IF thou art a parent, a father or a mother, then thou art to consider thy calling under this relation. Thy children have souls, and they must be begotten of God as well as of thee, or they perish. And know also, that unless thou be very circumspect in thy behavior to and before them, they may perish through thee: the thoughts of which should provoke thee, both to instruct, and also to correct them.
To instruct them as the scripture saith, and to "bring them up in the nurture and admonition of the Lord;" and to do this diligently "when thou sittest in thine house, when thou walkest by the way, when thou liest down, and when thou risest up." (Eph. 6:4; Deut. 6:7.)
Now to do this to purpose:—
- 1. Do it in terms and words easy to be understood: affect not high expressions, they will drown your children.
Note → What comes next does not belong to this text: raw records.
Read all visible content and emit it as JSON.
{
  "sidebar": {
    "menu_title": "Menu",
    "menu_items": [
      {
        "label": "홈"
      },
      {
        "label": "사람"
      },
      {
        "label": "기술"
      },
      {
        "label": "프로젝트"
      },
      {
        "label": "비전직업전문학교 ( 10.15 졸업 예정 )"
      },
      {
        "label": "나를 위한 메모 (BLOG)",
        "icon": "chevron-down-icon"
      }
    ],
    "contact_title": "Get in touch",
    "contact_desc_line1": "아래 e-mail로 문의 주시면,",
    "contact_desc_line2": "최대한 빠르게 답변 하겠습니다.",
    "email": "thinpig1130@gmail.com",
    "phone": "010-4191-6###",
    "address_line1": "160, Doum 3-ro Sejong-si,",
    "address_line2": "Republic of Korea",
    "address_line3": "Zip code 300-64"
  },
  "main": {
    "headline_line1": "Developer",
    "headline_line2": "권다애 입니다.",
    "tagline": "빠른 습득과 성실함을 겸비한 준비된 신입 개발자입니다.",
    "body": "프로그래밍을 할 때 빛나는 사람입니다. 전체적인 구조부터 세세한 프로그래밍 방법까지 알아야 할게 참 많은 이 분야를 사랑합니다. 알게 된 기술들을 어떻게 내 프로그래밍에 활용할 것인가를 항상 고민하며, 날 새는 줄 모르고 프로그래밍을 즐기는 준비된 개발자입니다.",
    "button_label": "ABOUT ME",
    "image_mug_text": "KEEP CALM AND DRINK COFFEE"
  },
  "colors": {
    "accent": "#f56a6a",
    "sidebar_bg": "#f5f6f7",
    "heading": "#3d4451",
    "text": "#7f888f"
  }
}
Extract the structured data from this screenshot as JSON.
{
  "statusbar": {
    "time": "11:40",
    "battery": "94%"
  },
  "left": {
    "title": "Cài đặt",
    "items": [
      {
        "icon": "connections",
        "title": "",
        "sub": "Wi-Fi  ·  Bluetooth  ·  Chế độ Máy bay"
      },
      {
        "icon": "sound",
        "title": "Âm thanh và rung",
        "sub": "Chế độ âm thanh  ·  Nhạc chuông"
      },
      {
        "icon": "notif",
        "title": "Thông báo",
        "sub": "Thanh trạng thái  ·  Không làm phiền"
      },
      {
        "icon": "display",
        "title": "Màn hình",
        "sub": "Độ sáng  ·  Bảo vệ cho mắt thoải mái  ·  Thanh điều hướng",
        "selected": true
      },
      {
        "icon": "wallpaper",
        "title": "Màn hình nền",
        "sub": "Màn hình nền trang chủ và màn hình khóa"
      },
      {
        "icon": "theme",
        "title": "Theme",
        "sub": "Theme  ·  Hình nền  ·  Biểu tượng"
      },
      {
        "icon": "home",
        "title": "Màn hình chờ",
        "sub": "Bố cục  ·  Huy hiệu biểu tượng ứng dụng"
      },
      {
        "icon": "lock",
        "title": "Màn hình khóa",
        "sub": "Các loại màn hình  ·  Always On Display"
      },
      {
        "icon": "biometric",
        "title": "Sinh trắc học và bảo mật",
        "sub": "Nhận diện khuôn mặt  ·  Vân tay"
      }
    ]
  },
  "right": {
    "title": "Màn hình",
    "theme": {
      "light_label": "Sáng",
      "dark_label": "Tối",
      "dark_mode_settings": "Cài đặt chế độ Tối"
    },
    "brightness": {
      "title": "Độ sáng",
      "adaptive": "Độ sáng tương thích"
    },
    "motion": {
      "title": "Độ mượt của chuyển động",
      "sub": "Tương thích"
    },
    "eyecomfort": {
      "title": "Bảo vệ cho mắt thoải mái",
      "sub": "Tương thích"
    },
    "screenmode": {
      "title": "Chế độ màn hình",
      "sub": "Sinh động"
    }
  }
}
Thus God spake to his children (Hos. 12:10), and Paul to his. (1 Cor. 3:2.)
- 2. Take heed of filling their heads with whimsies and unprofitable notions, for this will sooner learn them to be malapert (impudent) and proud, than sober and humble. Open therefore to them the state of man by nature; discourse with them of sin, of death, and hell; of a crucified Savior, and the promise of life through faith: "Train up a child in the way he should go: and when he is old, he will not depart from it." (Prov. 22:6.)
- 3. There must be much gentleness and patience in all thy instructions, "lest they be discouraged." (Col. 3:21.)
- 4. Labor to convince them by a conversation answerable, that the things of which thou instructest them are not fables, but realities; yea, and realities so far above what can be here enjoyed, that all things, were they a thousand times better than they are, are not worthy to be compared with the glory and worthiness of these things. Isaac was so holy before his children, that when Jacob remembered God, he remembered that he was the Fear of his father Isaac. (Gen. 31:53.)